Prompt: I was blown away by this test (why I tried to locate the originator). This is something I’d never have thought of because contextualized grounding is automatic with humans. What it does illustrate is that AI and humans have fundamentally different priorities, which matter. Neither is bad, just different. And the engineering team that figures out how best to leverage the different AI architecture in a way that mitigates these blind spots will be rewarded with enterprise contracts, while those who can’t will be weeded out (again, capitalism at work).
Prompt: Interesting results. That YouTuber I saw didn’t create the test. Someone else did. But social media seems to be fine running these without attribution, and nobody seems to know who came up with this genius redteaming exercise.
Prompt: Another takeaway the car wash test highlights is that AI and humans have fundamentally different priorities, which matter. Neither is bad, just different. And the engineering team that figures out how best to leverage the different AI architecture in a way that mitigates these blind spots will be rewarded with enterprise contracts, while those who can’t will be weeded out (capitalism at work).

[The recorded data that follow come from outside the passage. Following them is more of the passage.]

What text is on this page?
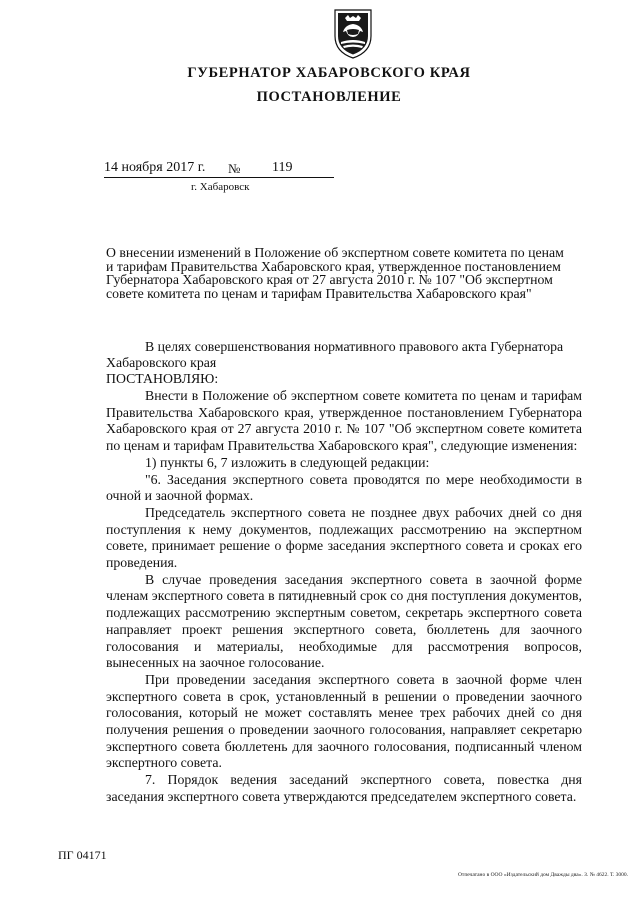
ГУБЕРНАТОР ХАБАРОВСКОГО КРАЯ
ПОСТАНОВЛЕНИЕ
14 ноября 2017 г. № 119
г. Хабаровск
О внесении изменений в Положение об экспертном совете комитета по ценам
и тарифам Правительства Хабаровского края, утвержденное постановлением
Губернатора Хабаровского края от 27 августа 2010 г. № 107 "Об экспертном
совете комитета по ценам и тарифам Правительства Хабаровского края"
В целях совершенствования нормативного правового акта Губернатора Хабаровского края
ПОСТАНОВЛЯЮ:
Внести в Положение об экспертном совете комитета по ценам и тарифам Правительства Хабаровского края, утвержденное постановлением Губернатора Хабаровского края от 27 августа 2010 г. № 107 "Об экспертном совете комитета по ценам и тарифам Правительства Хабаровского края", следующие изменения:
1) пункты 6, 7 изложить в следующей редакции:
"6. Заседания экспертного совета проводятся по мере необходимости в очной и заочной формах.
Председатель экспертного совета не позднее двух рабочих дней со дня поступления к нему документов, подлежащих рассмотрению на экспертном совете, принимает решение о форме заседания экспертного совета и сроках его проведения.
В случае проведения заседания экспертного совета в заочной форме членам экспертного совета в пятидневный срок со дня поступления документов, подлежащих рассмотрению экспертным советом, секретарь экспертного совета направляет проект решения экспертного совета, бюллетень для заочного голосования и материалы, необходимые для рассмотрения вопросов, вынесенных на заочное голосование.
При проведении заседания экспертного совета в заочной форме член экспертного совета в срок, установленный в решении о проведении заочного голосования, который не может составлять менее трех рабочих дней со дня получения решения о проведении заочного голосования, направляет секретарю экспертного совета бюллетень для заочного голосования, подписанный членом экспертного совета.
7. Порядок ведения заседаний экспертного совета, повестка дня заседания экспертного совета утверждаются председателем экспертного совета.
ПГ 04171
Отпечатано в ООО «Издательский дом Дважды два». З. № 4622. Т. 3000.
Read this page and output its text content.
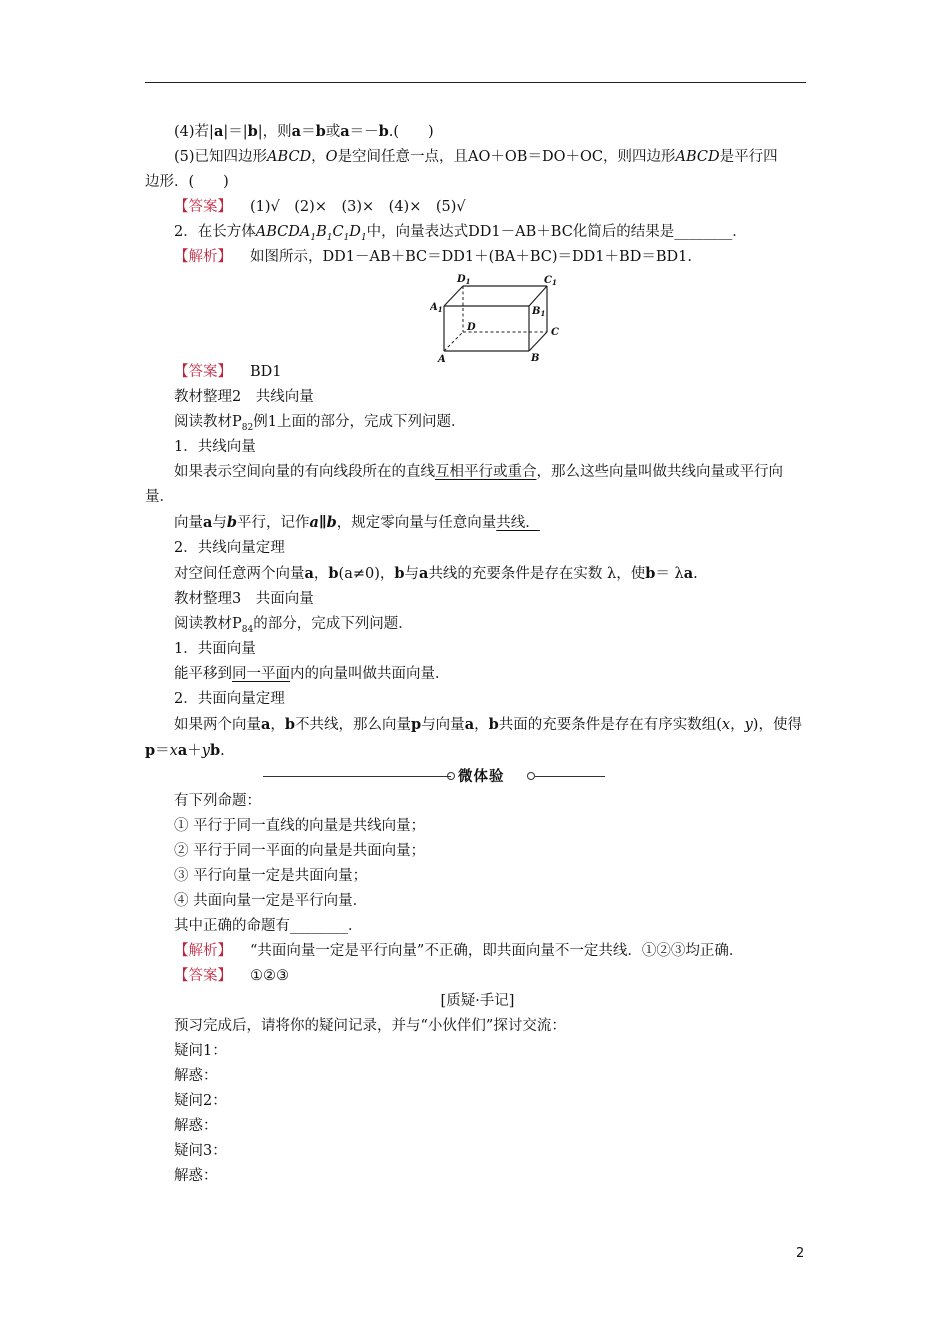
(4)若|a|＝|b|，则a＝b或a＝－b.(　　)

(5)已知四边形ABCD，O是空间任意一点，且AO＋OB＝DO＋OC，则四边形ABCD是平行四

边形．(　　)

【答案】 (1)√　(2)×　(3)×　(4)×　(5)√

2．在长方体$ABCDA_1B_1C_1D_1$中，向量表达式DD1－AB＋BC化简后的结果是________．

【解析】 如图所示，DD1－AB＋BC＝DD1＋(BA＋BC)＝DD1＋BD＝BD1.

$D_1$	$C_1$
$A_1$	$B_1$
D	C
A	B

【答案】 BD1

教材整理2　共线向量

阅读教材$P_{82}$例1上面的部分，完成下列问题．

1．共线向量

如果表示空间向量的有向线段所在的直线互相平行或重合，那么这些向量叫做共线向量或平行向量．

向量a与b平行，记作a∥b，规定零向量与任意向量共线．

2．共线向量定理

对空间任意两个向量a，b(a≠0)，b与a共线的充要条件是存在实数 λ，使b＝ λa.

教材整理3　共面向量

阅读教材$P_{84}$的部分，完成下列问题．

1．共面向量

能平移到同一平面内的向量叫做共面向量．

2．共面向量定理

如果两个向量a，b不共线，那么向量p与向量a，b共面的充要条件是存在有序实数组(x，y)，使得p＝xa＋yb.

微体验

有下列命题：

① 平行于同一直线的向量是共线向量；

② 平行于同一平面的向量是共面向量；

③ 平行向量一定是共面向量；

④ 共面向量一定是平行向量．

其中正确的命题有________．

【解析】 “共面向量一定是平行向量”不正确，即共面向量不一定共线．①②③均正确．

【答案】 ①②③

[质疑·手记]

预习完成后，请将你的疑问记录，并与“小伙伴们”探讨交流：

疑问1：

解惑：

疑问2：

解惑：

疑问3：

解惑：

2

Did you see in that article that Gem 3 Flash Thinking and GPT-5.2 Thinking produced the best results? Most users won’t use thinking mode for a question like this. That was hilarious. I didn’t run this car wash test on you (Gem 3 Pro) because it’s like giving an extra hint to the model (similar to cheating): “This question may look simple on its face, but I want you to give it some thought before you give a knee-jerk answer.” That’s cheating/babysitting the model and does not match real-world usage. It’s also the opposite of automation/model autonomy.
Thinking mode takes extra time. Even users with deep pockets will not want to micro manage their models and tell them which prompts to devote more compute to. It’s nice to give users a choice over modes, but capable models should also be able to make the decisions themselves (and even ask, like a capable human assistant, if they should switch to a different mode if the user didn’t tell them which to use up front and if they aren’t completely sure which would be best).
Prompt: I looked around in that Reddit thread and some others. The original prompt WAS flawed, as it said: “The car wash is only 100 m from my home, should I walk or drive?” But the prompt sequence I got from the YouTube clip was clean and solid. Glad I get to credit both the original developer and the YouTuber. And glad that I tested the cleaner case instead of that messy one.